# come on, just answer.



## momtoboys (Apr 22, 2012)

I tried to call my STBXH because i just remembered his name is still on my bank account and last night he told me he has 20 dollars left and he doesnt get paid for another week. So now im hoping he doesnt get desperate and try to take some money out. he doesnt have a card but my friend was saying he could route money to his account. He hasnt done this yet, but soon he will be losing his job and i dont want him to get desperate and try to take any of my money. I want his name off my account, asap. I also want him to change his address, he has things sent to my house instead of his. (except the bills he has gotten down there.)
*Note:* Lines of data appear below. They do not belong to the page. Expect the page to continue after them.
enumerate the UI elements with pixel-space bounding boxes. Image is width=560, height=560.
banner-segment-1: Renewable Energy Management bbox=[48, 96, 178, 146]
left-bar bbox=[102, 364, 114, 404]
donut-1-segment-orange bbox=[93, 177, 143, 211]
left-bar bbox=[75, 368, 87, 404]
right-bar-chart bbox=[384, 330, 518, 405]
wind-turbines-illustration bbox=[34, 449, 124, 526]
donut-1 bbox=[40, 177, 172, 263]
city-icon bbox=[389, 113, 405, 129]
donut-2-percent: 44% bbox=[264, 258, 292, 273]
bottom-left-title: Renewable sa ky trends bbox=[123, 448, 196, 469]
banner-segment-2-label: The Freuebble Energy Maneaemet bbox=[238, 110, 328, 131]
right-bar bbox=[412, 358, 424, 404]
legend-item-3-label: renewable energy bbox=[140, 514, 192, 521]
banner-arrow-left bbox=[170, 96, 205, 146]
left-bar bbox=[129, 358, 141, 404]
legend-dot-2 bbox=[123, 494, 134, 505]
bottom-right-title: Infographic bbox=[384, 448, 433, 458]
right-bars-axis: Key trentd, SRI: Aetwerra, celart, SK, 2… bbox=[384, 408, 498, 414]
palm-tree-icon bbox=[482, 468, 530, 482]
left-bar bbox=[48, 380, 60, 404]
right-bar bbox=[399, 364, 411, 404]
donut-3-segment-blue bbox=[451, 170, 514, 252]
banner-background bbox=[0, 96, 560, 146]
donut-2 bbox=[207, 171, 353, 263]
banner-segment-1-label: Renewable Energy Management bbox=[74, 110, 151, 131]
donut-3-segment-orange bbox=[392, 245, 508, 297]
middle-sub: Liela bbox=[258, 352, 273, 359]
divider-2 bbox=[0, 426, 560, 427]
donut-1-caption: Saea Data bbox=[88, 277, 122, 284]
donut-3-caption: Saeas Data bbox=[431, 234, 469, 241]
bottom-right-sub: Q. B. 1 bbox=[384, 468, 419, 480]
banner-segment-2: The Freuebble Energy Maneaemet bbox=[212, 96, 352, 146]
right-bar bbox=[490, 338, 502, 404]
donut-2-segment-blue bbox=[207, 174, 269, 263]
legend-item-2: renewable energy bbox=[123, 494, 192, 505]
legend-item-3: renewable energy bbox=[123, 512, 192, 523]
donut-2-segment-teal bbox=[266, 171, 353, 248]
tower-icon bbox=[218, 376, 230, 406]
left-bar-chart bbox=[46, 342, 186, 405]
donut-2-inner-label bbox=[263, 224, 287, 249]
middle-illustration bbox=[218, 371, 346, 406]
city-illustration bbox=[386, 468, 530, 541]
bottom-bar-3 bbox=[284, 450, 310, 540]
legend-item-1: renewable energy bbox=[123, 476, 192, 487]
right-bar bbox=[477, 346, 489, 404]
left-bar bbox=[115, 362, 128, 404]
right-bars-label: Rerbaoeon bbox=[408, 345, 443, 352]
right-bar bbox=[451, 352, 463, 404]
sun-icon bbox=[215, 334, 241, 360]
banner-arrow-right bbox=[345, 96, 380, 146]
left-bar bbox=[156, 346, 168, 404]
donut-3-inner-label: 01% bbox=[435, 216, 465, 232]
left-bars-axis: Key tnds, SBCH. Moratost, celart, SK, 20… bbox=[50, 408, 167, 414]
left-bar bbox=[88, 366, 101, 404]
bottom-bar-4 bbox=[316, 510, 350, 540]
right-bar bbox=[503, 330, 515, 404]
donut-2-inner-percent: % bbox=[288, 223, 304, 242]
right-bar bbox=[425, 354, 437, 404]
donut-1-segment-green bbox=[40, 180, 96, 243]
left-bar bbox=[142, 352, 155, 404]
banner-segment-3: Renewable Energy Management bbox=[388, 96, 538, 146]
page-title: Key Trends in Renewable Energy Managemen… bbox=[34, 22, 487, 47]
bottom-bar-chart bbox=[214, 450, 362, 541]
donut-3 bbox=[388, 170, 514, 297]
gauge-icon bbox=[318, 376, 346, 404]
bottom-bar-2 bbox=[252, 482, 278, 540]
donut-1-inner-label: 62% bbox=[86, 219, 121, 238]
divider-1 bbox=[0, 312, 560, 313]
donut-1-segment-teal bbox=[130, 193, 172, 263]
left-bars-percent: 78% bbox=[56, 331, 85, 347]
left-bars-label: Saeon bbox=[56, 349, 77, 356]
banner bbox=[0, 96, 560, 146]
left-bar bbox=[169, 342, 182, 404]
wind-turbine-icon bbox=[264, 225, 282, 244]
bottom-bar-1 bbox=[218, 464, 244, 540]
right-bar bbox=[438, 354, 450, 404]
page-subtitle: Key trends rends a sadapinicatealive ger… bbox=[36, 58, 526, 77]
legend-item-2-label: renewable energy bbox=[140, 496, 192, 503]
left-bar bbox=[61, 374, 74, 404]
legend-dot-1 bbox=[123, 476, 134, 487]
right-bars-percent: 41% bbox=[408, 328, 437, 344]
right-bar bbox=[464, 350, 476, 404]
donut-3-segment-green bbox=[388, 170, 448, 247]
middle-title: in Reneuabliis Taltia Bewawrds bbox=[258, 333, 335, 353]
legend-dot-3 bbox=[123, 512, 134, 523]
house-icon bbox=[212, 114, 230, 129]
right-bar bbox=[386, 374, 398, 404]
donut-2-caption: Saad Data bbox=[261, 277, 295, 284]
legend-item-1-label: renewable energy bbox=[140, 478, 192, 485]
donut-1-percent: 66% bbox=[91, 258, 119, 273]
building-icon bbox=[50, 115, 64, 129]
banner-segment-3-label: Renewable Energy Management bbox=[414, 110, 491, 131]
He of course is barely speaking to me. I dont know why. Now im starting to feel panicky about when he loses his job if his names on my account and now he isnt speaking to me, so i dunno how to get him to take it off.


----------



## unsure78 (Oct 17, 2011)

go to the bank tommrow close out the joint acct. and open a new one in your name only- thats what i did
_Posted via Mobile Device_


----------



## Cosmos (May 4, 2012)

If it's your bank account, can you not go to your bank and have his name taken off the account yourself? If they are your funds, can you not just open a new account and transfer the funds into it?


----------



## MyselfAgain (Apr 21, 2012)

Open a new account and move the money. Then close the first account. Go into the bank and they can do this while you sit there. I did this but my stbxh knew my online login, guessed my new password (could kill myself for not using something tougher) and removed a ton of money. Has yet to return half. Please don't make my mistake!
_Posted via Mobile Device_


----------



## InTheBedIMade (May 20, 2012)

I feel like your looking for a reason to hear his voice. I'm at the same stage in my separation. Let's post on forums instead, ok? 
Oh, and close the account.
_Posted via Mobile Device_


----------